All comments appreciated.

I think it's fine if people with personality traits they didn't appreciate can alter themselves consciously without seeming fake, being uncomfortable, or trying way too hard. Of course, that's a tall order.

As for what a real personality is, and being able to distinguish consciously fabricated aspects from previously existing ones, I think someone's 'real personality' is either that which they're exuding at the moment, or the sum of every noticably different expression they've ever produced. Either way, the 'real personality' is constantly changing.

I mean, what was your personality like 10 years ago? Was that you? It was then, but it certainly isn't now.

I don't think changing your personality yourself is any more weird or wrong than letting it change 'naturally' as it would by normal social interaction; that is to say, there's nothing wrong with it, as long as you're comfortable. In addition, this 'real personality' I'm defining is merely a noumenal entity, fictional even, not something anyone actually thinks about when they're talking to people.


I realized a while ago that, at least among younger people with others they don't know too well (which are the ones we're likely to be changing ourselves for anyway), many don't even contemplate what a person used to be like - they just take what they see as if it were coming from a new person altogether. Maybe I'm completely retarded and terribly unobservant; maybe what I mean to say is that people judge others based on what they've seen even before they speak again.

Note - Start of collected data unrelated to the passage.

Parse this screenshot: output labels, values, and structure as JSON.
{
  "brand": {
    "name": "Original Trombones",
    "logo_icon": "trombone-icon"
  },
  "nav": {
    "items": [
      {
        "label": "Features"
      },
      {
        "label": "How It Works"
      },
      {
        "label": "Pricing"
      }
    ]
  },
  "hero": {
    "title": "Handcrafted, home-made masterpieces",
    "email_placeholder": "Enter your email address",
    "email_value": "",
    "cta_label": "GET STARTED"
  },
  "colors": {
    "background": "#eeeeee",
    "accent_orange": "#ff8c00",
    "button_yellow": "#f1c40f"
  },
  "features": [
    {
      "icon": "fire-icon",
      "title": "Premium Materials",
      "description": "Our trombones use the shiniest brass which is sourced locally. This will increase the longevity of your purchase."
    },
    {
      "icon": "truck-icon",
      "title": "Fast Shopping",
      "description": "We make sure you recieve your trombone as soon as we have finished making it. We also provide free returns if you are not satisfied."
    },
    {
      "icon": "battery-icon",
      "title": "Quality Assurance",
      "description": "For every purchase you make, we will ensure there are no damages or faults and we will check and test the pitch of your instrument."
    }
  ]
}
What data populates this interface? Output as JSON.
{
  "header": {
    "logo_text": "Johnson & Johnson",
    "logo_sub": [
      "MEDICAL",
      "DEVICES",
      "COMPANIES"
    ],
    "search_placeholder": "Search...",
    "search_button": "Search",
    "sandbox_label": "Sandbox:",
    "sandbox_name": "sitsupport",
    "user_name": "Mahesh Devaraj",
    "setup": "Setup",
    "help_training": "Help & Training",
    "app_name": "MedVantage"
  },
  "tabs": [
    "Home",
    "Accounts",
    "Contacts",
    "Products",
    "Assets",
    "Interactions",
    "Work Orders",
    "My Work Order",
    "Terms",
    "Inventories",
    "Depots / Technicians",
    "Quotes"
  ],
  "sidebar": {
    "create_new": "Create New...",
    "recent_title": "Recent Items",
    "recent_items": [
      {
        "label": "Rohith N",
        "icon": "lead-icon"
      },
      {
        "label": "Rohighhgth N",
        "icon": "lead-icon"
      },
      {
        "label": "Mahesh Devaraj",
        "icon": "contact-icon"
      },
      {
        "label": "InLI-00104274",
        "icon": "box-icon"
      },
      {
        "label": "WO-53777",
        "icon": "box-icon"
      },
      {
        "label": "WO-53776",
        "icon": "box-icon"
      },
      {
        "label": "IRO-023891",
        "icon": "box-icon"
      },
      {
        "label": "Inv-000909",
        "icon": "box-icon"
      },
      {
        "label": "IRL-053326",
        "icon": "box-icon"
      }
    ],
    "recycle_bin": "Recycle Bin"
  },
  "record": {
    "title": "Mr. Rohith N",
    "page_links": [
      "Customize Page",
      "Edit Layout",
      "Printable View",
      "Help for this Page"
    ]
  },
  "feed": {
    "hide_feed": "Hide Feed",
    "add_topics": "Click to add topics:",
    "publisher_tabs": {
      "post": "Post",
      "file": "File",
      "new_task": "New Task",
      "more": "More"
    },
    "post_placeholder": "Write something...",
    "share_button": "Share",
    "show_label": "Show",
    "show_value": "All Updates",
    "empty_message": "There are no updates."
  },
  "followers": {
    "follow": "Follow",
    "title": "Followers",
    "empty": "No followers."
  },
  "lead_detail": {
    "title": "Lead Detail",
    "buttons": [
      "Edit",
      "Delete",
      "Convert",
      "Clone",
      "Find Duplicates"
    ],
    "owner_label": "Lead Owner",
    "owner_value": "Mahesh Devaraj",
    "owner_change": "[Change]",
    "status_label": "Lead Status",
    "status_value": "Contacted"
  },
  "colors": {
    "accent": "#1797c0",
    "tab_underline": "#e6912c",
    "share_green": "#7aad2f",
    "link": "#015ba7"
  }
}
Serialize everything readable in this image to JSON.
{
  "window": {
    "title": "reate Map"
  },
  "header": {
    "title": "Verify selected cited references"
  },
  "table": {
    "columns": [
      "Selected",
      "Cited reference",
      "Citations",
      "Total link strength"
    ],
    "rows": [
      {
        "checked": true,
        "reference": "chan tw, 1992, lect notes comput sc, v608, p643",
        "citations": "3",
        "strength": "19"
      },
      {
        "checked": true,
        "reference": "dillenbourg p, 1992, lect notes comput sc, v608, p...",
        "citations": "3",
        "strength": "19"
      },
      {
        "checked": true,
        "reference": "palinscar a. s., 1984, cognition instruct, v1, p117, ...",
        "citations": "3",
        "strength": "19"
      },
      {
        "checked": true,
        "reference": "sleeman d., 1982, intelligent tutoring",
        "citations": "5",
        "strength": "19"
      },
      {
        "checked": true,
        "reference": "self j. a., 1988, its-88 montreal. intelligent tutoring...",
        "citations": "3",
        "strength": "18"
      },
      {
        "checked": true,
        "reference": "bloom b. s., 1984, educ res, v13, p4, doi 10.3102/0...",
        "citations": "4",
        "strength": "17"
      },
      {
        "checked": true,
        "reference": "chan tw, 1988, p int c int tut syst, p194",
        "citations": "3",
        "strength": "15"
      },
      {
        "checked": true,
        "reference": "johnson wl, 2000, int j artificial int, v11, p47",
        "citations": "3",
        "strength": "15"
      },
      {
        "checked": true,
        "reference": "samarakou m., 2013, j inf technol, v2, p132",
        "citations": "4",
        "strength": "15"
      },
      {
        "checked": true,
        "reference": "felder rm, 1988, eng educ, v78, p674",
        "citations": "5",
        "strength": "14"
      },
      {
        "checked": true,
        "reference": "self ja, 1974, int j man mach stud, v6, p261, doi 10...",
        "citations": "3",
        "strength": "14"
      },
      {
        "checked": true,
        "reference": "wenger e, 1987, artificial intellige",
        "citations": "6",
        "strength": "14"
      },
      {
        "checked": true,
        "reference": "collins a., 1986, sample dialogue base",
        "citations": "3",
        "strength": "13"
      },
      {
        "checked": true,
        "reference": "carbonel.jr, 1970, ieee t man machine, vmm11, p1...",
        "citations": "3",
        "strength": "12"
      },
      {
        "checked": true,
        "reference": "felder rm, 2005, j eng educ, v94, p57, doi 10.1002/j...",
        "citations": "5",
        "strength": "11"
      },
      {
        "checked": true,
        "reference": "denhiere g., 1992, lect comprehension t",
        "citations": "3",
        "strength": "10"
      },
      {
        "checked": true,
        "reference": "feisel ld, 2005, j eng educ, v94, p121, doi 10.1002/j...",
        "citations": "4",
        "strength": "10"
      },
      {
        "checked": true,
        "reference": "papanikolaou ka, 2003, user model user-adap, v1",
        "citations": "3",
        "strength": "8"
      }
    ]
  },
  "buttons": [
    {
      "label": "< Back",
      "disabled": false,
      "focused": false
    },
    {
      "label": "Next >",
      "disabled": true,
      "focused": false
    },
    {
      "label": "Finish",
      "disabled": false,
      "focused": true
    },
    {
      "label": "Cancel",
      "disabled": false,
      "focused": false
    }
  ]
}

Yeah, I think personality types will definitely run away from themselves if so forced by society, or if one feels that society is forcing the changes. Yeah, it's possible that a personality is composed in a large part of reactionary revolts against what one perceives as unsuccessful social ventures, but it's probably not likely - usually when someone changes and the change results in success, they simply live with the assimilation happily, and don't look back. Looking at it one way, in this aspect, it's kind of unimportant to be worried about this stuff, but as an insufferable introverted contemplator myself, I empathize, and I'm inclined to say that just about anything that you think about instead of remaining unconscious of makes you better for it.


Final note: If people are worried about losing aspects of their former selves, they had better stop living. If people are worried about doing this consciously, even when they hate what they're ridding themselves of, they can always keep a journal, or merely remember what they used to be like, or talk to others about how they used to be.